The world changed for the better in 1798, when Edward Jenner developed the first vaccine against smallpox. Today, smallpox remains the only disease that has successfully been eradicated from the entire planet via a worldwide vaccination effort—no small feat for a pathogen that killed 300 million people in the 20th century alone. Despite this, the Trump administration is swimming in controversy surrounding its vaccine position. Let’s explore.

Screen Shot 2017-01-25 at 11.34.06In Trump’s defense, this tweet was published before he declared his candidacy. However, linking vaccines to autism is one of the most profoundly ignorant claims anybody could make. This feeble argument has its roots in a 1998 study published by Dr. Andrew Wakefield, who eventually lost his medical license for ethical violations and fraudulent data.

Despite the inaccuracy of the Wakefield paper, vaccines did not come out of this unscathed. President Trump fell victim to the media frenzy surrounding this study, with no semblance of understanding for how many lives vaccines save every single year. While alarming, a competent group of advisors could step in and remediate this problem. Of course, this requires that he surround himself with men and women of strong scientific backgrounds who understand the gravity of the looming public health crisis. How do President Trump’s choices hold up?

At the Senate confirmation hearing for Dr. Tom Price, the nominee for Secretary of Health and Human Services, Senator Bob Menendez (D-N.J.) bluntly demanded a position on the phony autism-vaccine link. When Dr. Price dismissed that notion, Senator Chuck Grassley (R-Iowa) inquired if he believed in the vaccine schedule for children set by the CDC. The answer was not up to par.

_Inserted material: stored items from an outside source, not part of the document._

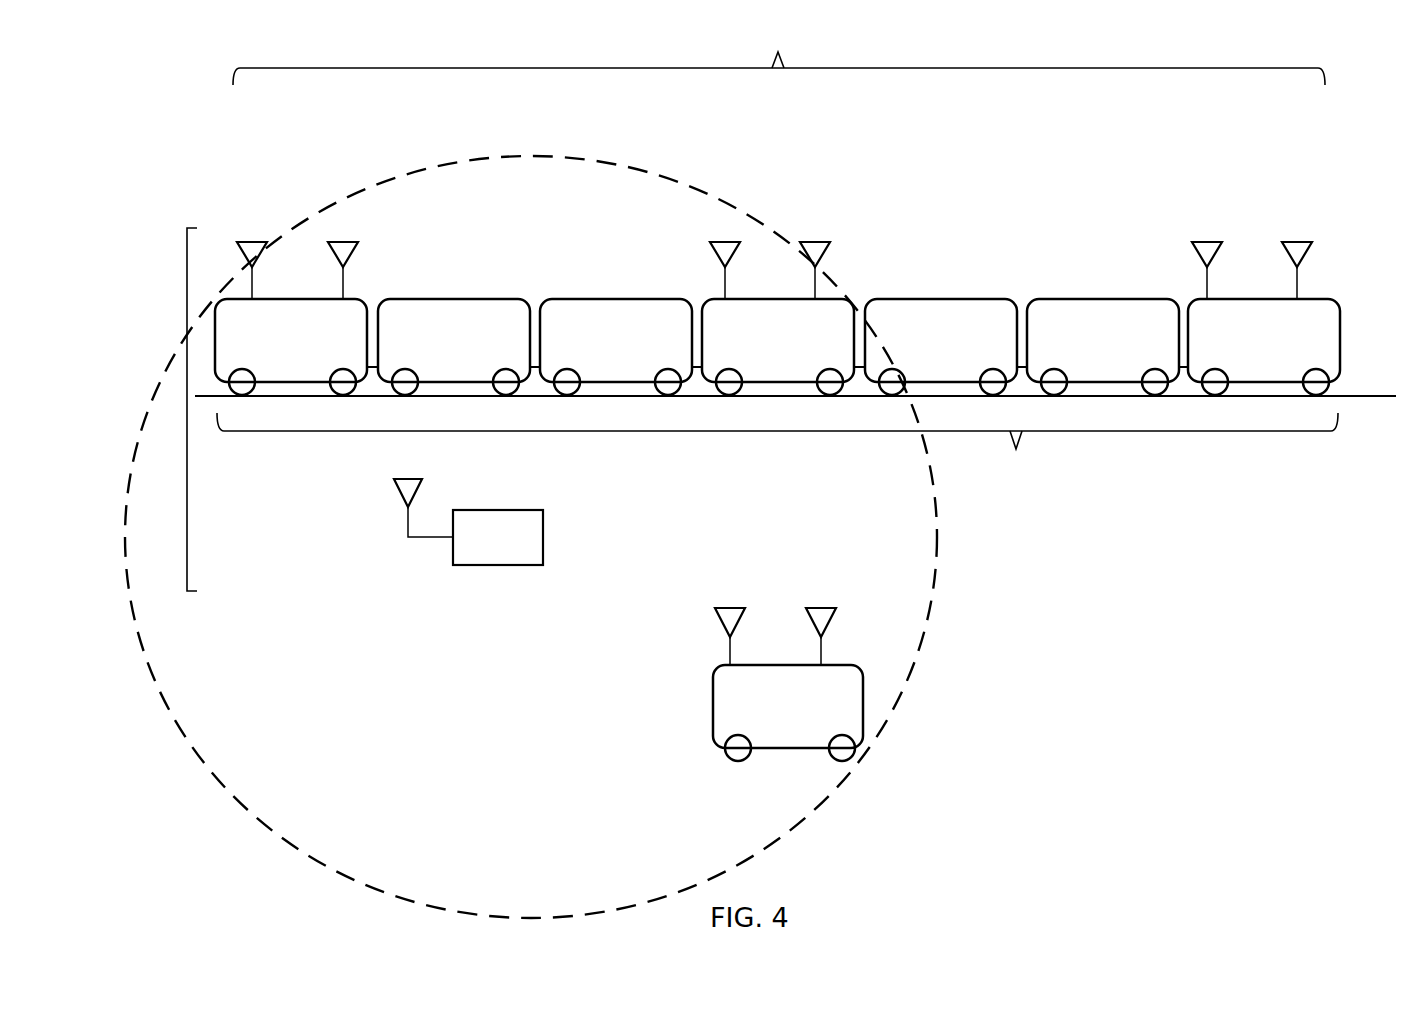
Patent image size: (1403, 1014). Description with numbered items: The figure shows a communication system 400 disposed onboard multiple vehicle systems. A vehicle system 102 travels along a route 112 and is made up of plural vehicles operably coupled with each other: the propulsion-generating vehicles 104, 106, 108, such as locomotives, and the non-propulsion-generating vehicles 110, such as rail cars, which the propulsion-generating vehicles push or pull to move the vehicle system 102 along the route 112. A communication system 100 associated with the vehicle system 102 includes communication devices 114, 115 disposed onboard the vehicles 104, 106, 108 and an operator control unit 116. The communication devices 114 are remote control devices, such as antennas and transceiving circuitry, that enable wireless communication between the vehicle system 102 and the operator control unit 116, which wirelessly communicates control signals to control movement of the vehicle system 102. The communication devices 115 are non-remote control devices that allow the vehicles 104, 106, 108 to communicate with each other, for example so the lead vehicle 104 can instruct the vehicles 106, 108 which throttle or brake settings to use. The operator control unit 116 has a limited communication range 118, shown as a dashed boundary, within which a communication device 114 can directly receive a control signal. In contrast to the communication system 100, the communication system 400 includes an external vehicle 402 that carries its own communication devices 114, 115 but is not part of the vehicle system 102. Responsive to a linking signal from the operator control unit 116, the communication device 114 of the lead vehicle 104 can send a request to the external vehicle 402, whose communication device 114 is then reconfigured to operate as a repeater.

The communication system 400 is at (779, 47).
The communication range 118 is at (531, 173).
The communication system 100 is at (187, 371).
The vehicle system 102 is at (777, 456).
The vehicle 104 is at (367, 299).
The vehicle 106 is at (846, 299).
The vehicle 108 is at (1330, 299).
The vehicle 110 is at (462, 299).
The route 112 is at (1376, 398).
The communication device 114 is at (257, 252).
The communication device 115 is at (347, 242).
The operator control unit 116 is at (513, 508).
The external vehicle 402 is at (855, 665).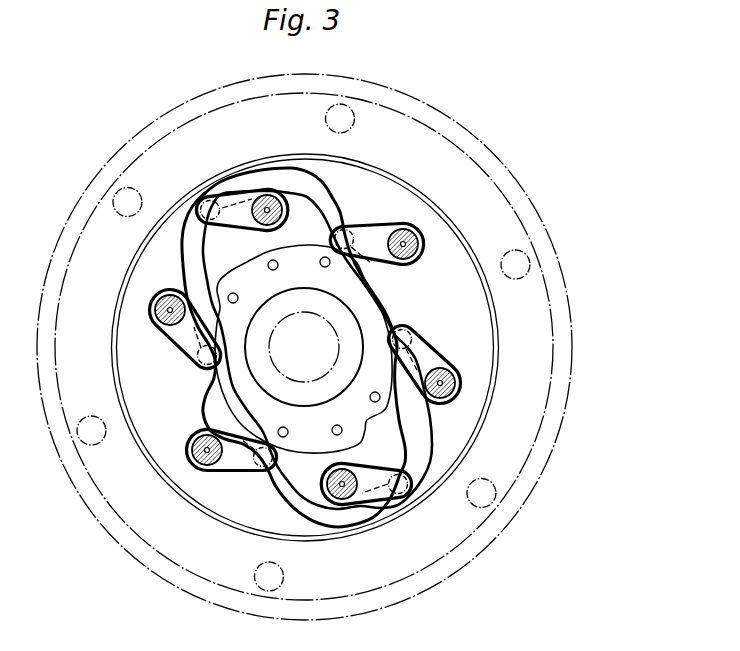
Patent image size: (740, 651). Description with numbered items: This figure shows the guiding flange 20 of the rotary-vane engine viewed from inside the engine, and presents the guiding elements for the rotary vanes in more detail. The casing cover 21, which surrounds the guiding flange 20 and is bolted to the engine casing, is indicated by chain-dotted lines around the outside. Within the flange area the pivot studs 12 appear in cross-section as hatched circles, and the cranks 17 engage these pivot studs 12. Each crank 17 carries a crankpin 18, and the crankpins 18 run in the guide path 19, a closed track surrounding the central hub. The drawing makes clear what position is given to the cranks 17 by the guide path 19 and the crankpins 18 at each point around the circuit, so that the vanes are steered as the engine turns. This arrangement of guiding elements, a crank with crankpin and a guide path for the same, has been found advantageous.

The pivot stud 12 is at (192, 463).
The crank 17 is at (233, 463).
The crankpin 18 is at (257, 477).
The guide path 19 is at (217, 392).
The guiding flange 20 is at (157, 275).
The casing cover 21 is at (153, 163).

“I think that the science and healthcare has identified a very important aspect of public health, and that is the role of vaccinations.” The fact that Dr. Price refused to explicitly agree to upholding the recommended vaccine schedule is absurd at best and alarming at worst. California’s experiment with un-vaccinated children was an abject disaster. In three months, 115 patients were diagnosed with measles—and 88% of them were either un-vaccinated or lacked adequate vaccination records.

Some may argue that a parent has the right to choose whether or not their children receive vaccinations. Fine, but this attitude comes at the expense of human lives —while that measles-inflicted child may survive, others will not. Infants are too young to receive vaccines. Immuno-compromised individuals cannot receive vaccines. So many deadly infectious disease are entirely preventable in the modern era, and allowing parents to refuse immunization before sending their children to public school/daycare is an ignorant choice with potentially lethal consequences.

As of now, all 50 states have laws requiring some level of vaccination before entering school. There are currently no overarching federal regulations, but the new Trump administration has the power to do so. One can only hope that President Trump and Dr. Price will not abuse this power by reducing the standards for vaccination—if they do, the ensuing public health crisis is on them.